Computational Neuroscience
Students must take at least three courses in computational neuroscience including mathematical statistical and computational approaches.
Recommended courses fulfilling this requirement include
MATH 3375 Computational Neuroscience ** (PITT) MATH 3370 Mathematical Neuroscience (PITT) 15-785 Computational Perception and Scene Analysis (CMU) 15-874 Computational Neuroscience of Natural Intelligence (CMU) 15-883 Computational Models of Neural Systems** (CMU) 36-759 Statistical Models of the Brain (CMU) 85-719 Introduction to Parallel Distributed Processing (CMU) ** All students will be required to take one of these two courses as a core course in computational neuroscience.
Experimental Neuroscience
Students must gain graduate level training in the following areas:
i.) cell and molecular neuroscience/neurophysiology ii.) systems neuroscience iii.) cognitive neuroscience
Recommended courses fulfilling these requirements include
i.) 03-762 Advanced Cellular Neuroscience (CMU) or NROSCI 2100/2101 Cellular and Molecular Neurobiology (Pitt) ii.) 03-763 Systems Neuroscience (CMU) or NROSCI 2102 Systems Neuroscience (Pitt) iii.) Psych 85-765/NROSCI 2005 Cognitive Neuroscience
Quantitative Methods
Students must take at least two graduate level courses in one quantitative subject (e.g. math, computer science or statistics) to ensure depth of knowledge in this area. Under the quantitative methods requirement, we have identified three examples of focus areas:
Dynamical systems focus Stats 2731 Stochastic Processes (PITT) MATH 2950 Applied math methods (PITT) MATH 2921 Dynamical Systems (PITT)

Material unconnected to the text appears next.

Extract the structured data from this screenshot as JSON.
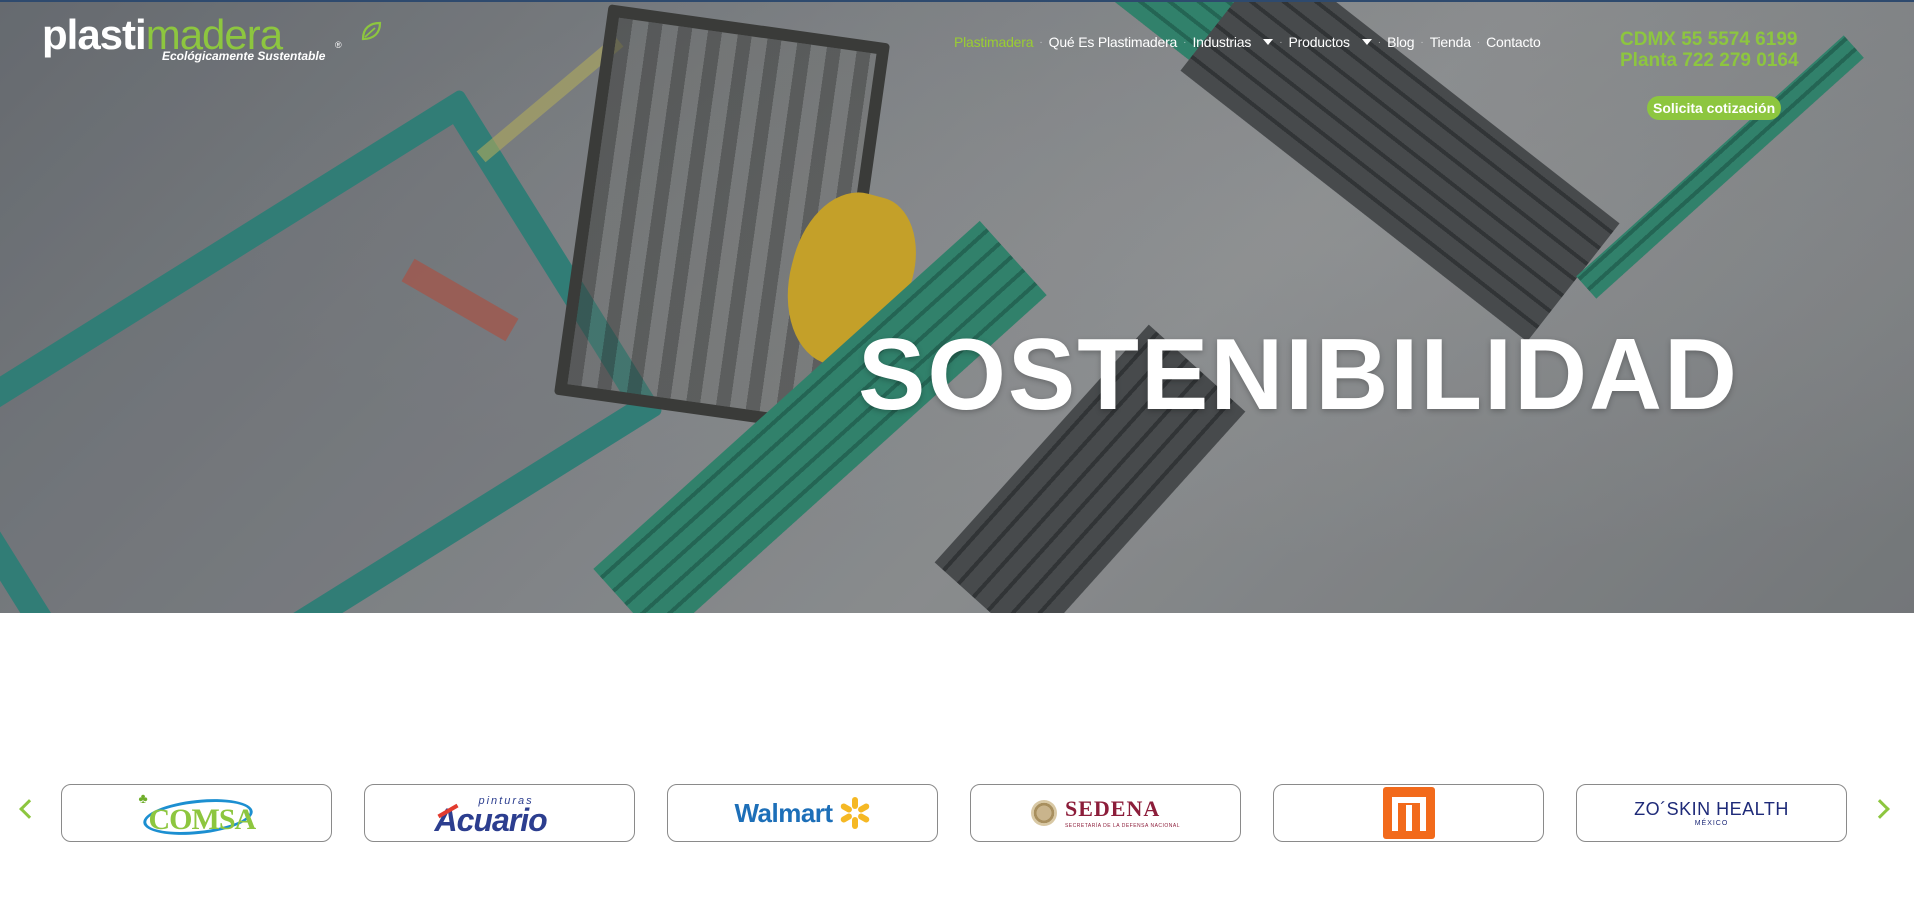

These courses might require the courses below or equivalent previous courses as prerequisites: MATH 2920 Differential Equations (PITT) MATH 2370 Linear Algebra (PITT)

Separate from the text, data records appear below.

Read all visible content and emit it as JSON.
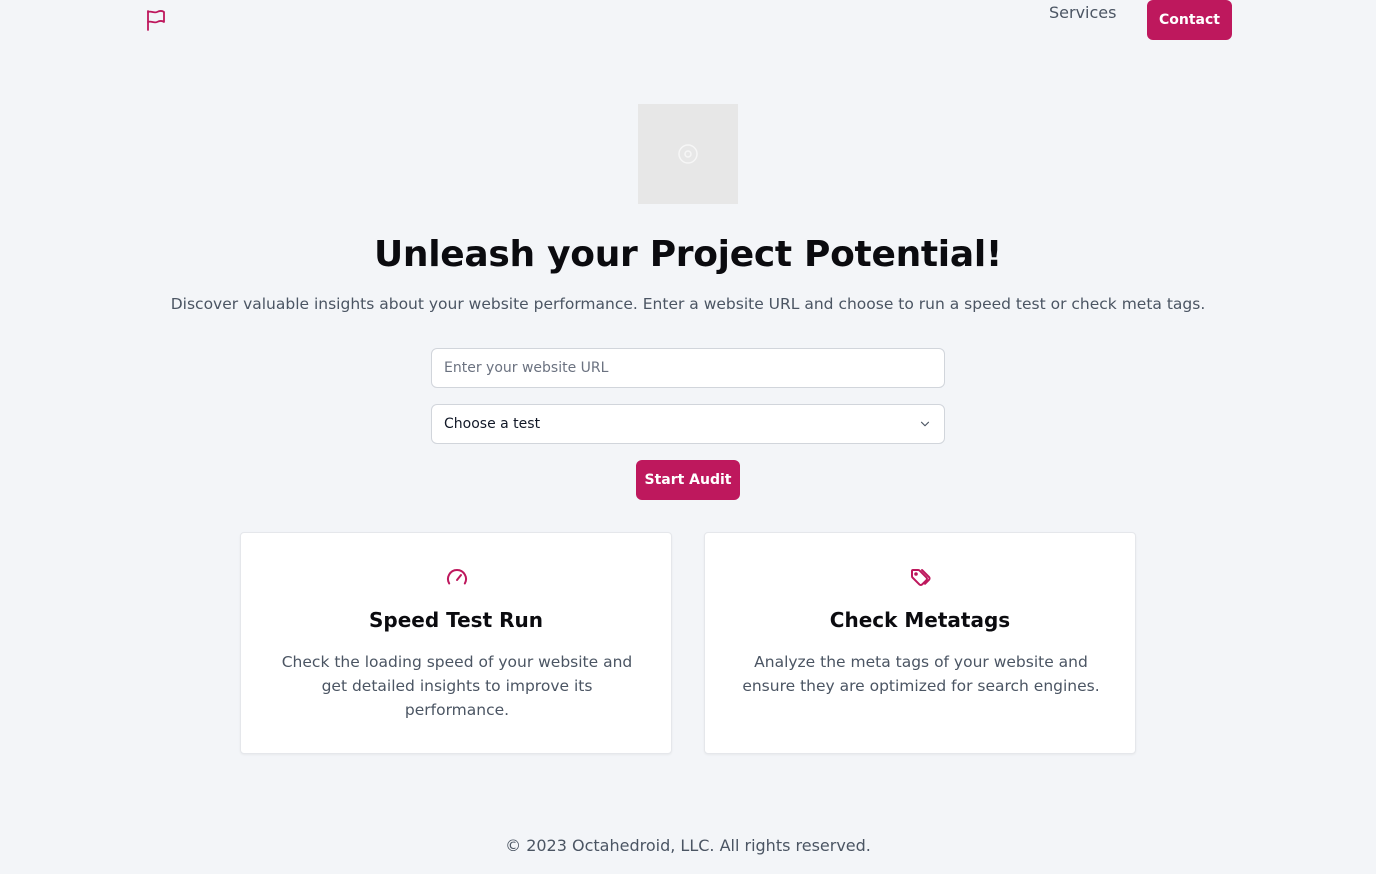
{
  "header": {
    "logo_icon": "flag-icon",
    "nav_services": "Services",
    "contact_label": "Contact"
  },
  "hero": {
    "image_icon": "image-placeholder-icon",
    "title": "Unleash your Project Potential!",
    "subtitle": "Discover valuable insights about your website performance. Enter a website URL and choose to run a speed test or check meta tags."
  },
  "form": {
    "url_placeholder": "Enter your website URL",
    "url_value": "",
    "test_select_value": "Choose a test",
    "submit_label": "Start Audit"
  },
  "cards": [
    {
      "icon": "speedometer-icon",
      "title": "Speed Test Run",
      "description": "Check the loading speed of your website and get detailed insights to improve its performance."
    },
    {
      "icon": "tags-icon",
      "title": "Check Metatags",
      "description": "Analyze the meta tags of your website and ensure they are optimized for search engines."
    }
  ],
  "footer": {
    "copyright": "© 2023 Octahedroid, LLC. All rights reserved."
  },
  "colors": {
    "accent": "#be185d",
    "background": "#f3f5f8",
    "text_muted": "#4b5563"
  }
}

Statistics and machine learning focus 36-705 Intermediate Statistics (CMU) 10-702 Statistical Foundations of Machine Learning (CMU) 36-7xx Time Series and Point Processes (course in development) (CMU)
These courses might require the courses below or equivalent previous courses as prerequisites 36-746 Statistical Methods for Neuroscience (CMU) 36-625/626 Probability and Mathematical Statistics (CMU) 10-701 Machine Learning (CMU)
Computation focus 10-701 Machine Learning or advanced AI course (CMU) 15-685 Computer Vision (CMU) 15-451 Algorithms (CMU)
Other foci, including “brain imaging and signal processing” have been discussed and may be added as recommended course sets.
Click here for further information on current CNBC course offerings.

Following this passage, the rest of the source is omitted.